We keep hearing that things are going to get worse before they get better. And that’s how my summer got after the initial excitement of starting a new job wore off and I was hit full force with the pain of change. Long story short: It was a really dark summer. Change will do that to a person.

Now it looks like it might be a really dark spring, too. And yet, having gone through my own deep pain and coming out stronger on the other side, I feel better equipped to deal with this new period of change. And I have a lot of hope.

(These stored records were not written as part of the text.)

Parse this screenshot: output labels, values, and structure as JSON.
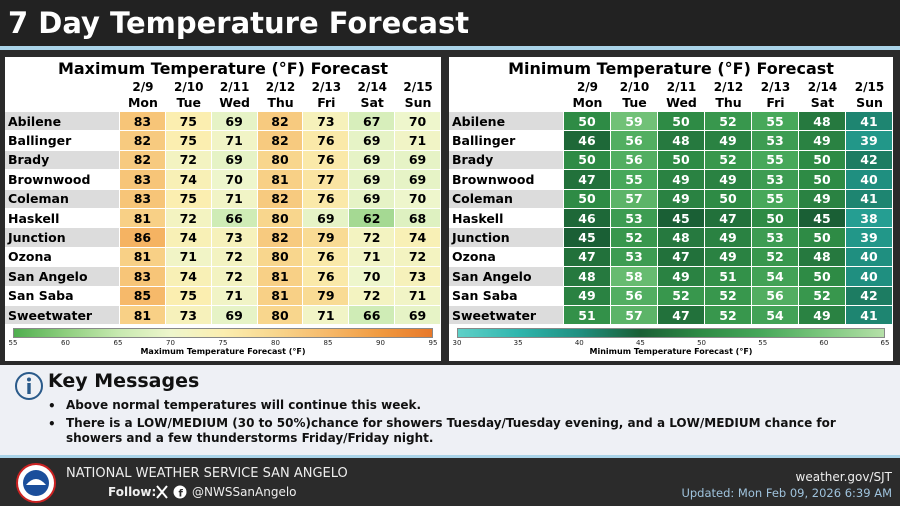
{
  "header": {
    "title": "7 Day Temperature Forecast"
  },
  "tables": [
    {
      "title": "Maximum Temperature (°F) Forecast",
      "dates": [
        "2/9",
        "2/10",
        "2/11",
        "2/12",
        "2/13",
        "2/14",
        "2/15"
      ],
      "days": [
        "Mon",
        "Tue",
        "Wed",
        "Thu",
        "Fri",
        "Sat",
        "Sun"
      ],
      "rows": [
        {
          "city": "Abilene",
          "values": [
            83,
            75,
            69,
            82,
            73,
            67,
            70
          ]
        },
        {
          "city": "Ballinger",
          "values": [
            82,
            75,
            71,
            82,
            76,
            69,
            71
          ]
        },
        {
          "city": "Brady",
          "values": [
            82,
            72,
            69,
            80,
            76,
            69,
            69
          ]
        },
        {
          "city": "Brownwood",
          "values": [
            83,
            74,
            70,
            81,
            77,
            69,
            69
          ]
        },
        {
          "city": "Coleman",
          "values": [
            83,
            75,
            71,
            82,
            76,
            69,
            70
          ]
        },
        {
          "city": "Haskell",
          "values": [
            81,
            72,
            66,
            80,
            69,
            62,
            68
          ]
        },
        {
          "city": "Junction",
          "values": [
            86,
            74,
            73,
            82,
            79,
            72,
            74
          ]
        },
        {
          "city": "Ozona",
          "values": [
            81,
            71,
            72,
            80,
            76,
            71,
            72
          ]
        },
        {
          "city": "San Angelo",
          "values": [
            83,
            74,
            72,
            81,
            76,
            70,
            73
          ]
        },
        {
          "city": "San Saba",
          "values": [
            85,
            75,
            71,
            81,
            79,
            72,
            71
          ]
        },
        {
          "city": "Sweetwater",
          "values": [
            81,
            73,
            69,
            80,
            71,
            66,
            69
          ]
        }
      ],
      "colorbar": {
        "ticks": [
          55,
          60,
          65,
          70,
          75,
          80,
          85,
          90,
          95
        ],
        "colors": [
          "#4fae4f",
          "#8fcf7f",
          "#c7e9b0",
          "#eef6cc",
          "#fbeeb0",
          "#f8d68d",
          "#f6b96a",
          "#f09a40",
          "#e8782a"
        ],
        "label": "Maximum Temperature Forecast (°F)"
      }
    },
    {
      "title": "Minimum Temperature (°F) Forecast",
      "dates": [
        "2/9",
        "2/10",
        "2/11",
        "2/12",
        "2/13",
        "2/14",
        "2/15"
      ],
      "days": [
        "Mon",
        "Tue",
        "Wed",
        "Thu",
        "Fri",
        "Sat",
        "Sun"
      ],
      "rows": [
        {
          "city": "Abilene",
          "values": [
            50,
            59,
            50,
            52,
            55,
            48,
            41
          ]
        },
        {
          "city": "Ballinger",
          "values": [
            46,
            56,
            48,
            49,
            53,
            49,
            39
          ]
        },
        {
          "city": "Brady",
          "values": [
            50,
            56,
            50,
            52,
            55,
            50,
            42
          ]
        },
        {
          "city": "Brownwood",
          "values": [
            47,
            55,
            49,
            49,
            53,
            50,
            40
          ]
        },
        {
          "city": "Coleman",
          "values": [
            50,
            57,
            49,
            50,
            55,
            49,
            41
          ]
        },
        {
          "city": "Haskell",
          "values": [
            46,
            53,
            45,
            47,
            50,
            45,
            38
          ]
        },
        {
          "city": "Junction",
          "values": [
            45,
            52,
            48,
            49,
            53,
            50,
            39
          ]
        },
        {
          "city": "Ozona",
          "values": [
            47,
            53,
            47,
            49,
            52,
            48,
            40
          ]
        },
        {
          "city": "San Angelo",
          "values": [
            48,
            58,
            49,
            51,
            54,
            50,
            40
          ]
        },
        {
          "city": "San Saba",
          "values": [
            49,
            56,
            52,
            52,
            56,
            52,
            42
          ]
        },
        {
          "city": "Sweetwater",
          "values": [
            51,
            57,
            47,
            52,
            54,
            49,
            41
          ]
        }
      ],
      "colorbar": {
        "ticks": [
          30,
          35,
          40,
          45,
          50,
          55,
          60,
          65
        ],
        "colors": [
          "#5fd0c8",
          "#2fb5ad",
          "#1f8f80",
          "#1a5f35",
          "#2e8b45",
          "#47a85a",
          "#7cc77e",
          "#b5e0a8"
        ],
        "label": "Minimum Temperature Forecast (°F)"
      }
    }
  ],
  "key_messages": {
    "title": "Key Messages",
    "items": [
      "Above normal temperatures will continue this week.",
      "There is a LOW/MEDIUM (30 to 50%)chance for showers Tuesday/Tuesday evening, and a LOW/MEDIUM chance for showers and a few thunderstorms Friday/Friday night."
    ]
  },
  "footer": {
    "office": "NATIONAL WEATHER SERVICE SAN ANGELO",
    "follow": "Follow:",
    "handle": "@NWSSanAngelo",
    "website": "weather.gov/SJT",
    "updated": "Updated: Mon Feb 09, 2026 6:39 AM"
  }
}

Here’s some things I’ve learned since I climbed out of my deep dark hole, and what I’m doing with those lessons in this insane world we’ve found ourselves in:

  • Taking care of your health — mental, physical, emotional — is of the utmost importance. Work out. Eat nutritious food. Avoid or limit drugs and alcohol.
    • Sure, I’d love to give in and stress eat right now. It would be so easy and it would feel so good … for a little while. But it would hurt me more in the long run. I’ve lost 40 pounds since October, when I started to see some light from the bottom of my hole, and I’m not throwing that work away now.
  • The power to control your attitude, thoughts, and reactions lies within you.
    • I’ll credit taking control of my health for this one. Is it easy? Nope. Am I perfect all the time? Hell no. Some squabbles I’ve had due to stress from these current times are case in point. Stuff gets the best of me sometimes. I feel awfully ashamed when I slip up, but all I can do is apologize, whether it’s to myself or others, and move on.
  • Once you start loving yourself it’s a hell of a lot easier to love other people, too.
    • I mean, I still don’t love everybody, but it’s easier to be understanding, forgiving, interested, caring and enthusiastic for the successes of others now that I have my shit much more together. My extrovert is dying a little at having to be alone in my apartment right now, but this feels like a great time to connect and reconnect with others. I’m hopeful that on the other side of this, we’ll have a greater appreciation for each other.
  • Change, whether we make it happen or it happens to us, will be painful, but we can adapt and come out better on the other side.
    • I feel like I’m living proof of that now. It’s not easy. It hurts. There’s a lot of self examination, sweat, and tears to be had, but it will get better. It got better for me as soon as I started taking control. And in a time that’s wildly out of control, I’m going to do what I have to for both the greater good and my own personal good. I’m going to look for a brighter future somewhere beyond. It’s better than giving up and giving in to fear.

Anyway, these are just my small, perhaps meaningless thoughts I’ve been kicking around in an unprecedented time. As a writer, I figure I’d put them out there. Because to someone they might matter. Right?

I guess that’s why writers write in the first place.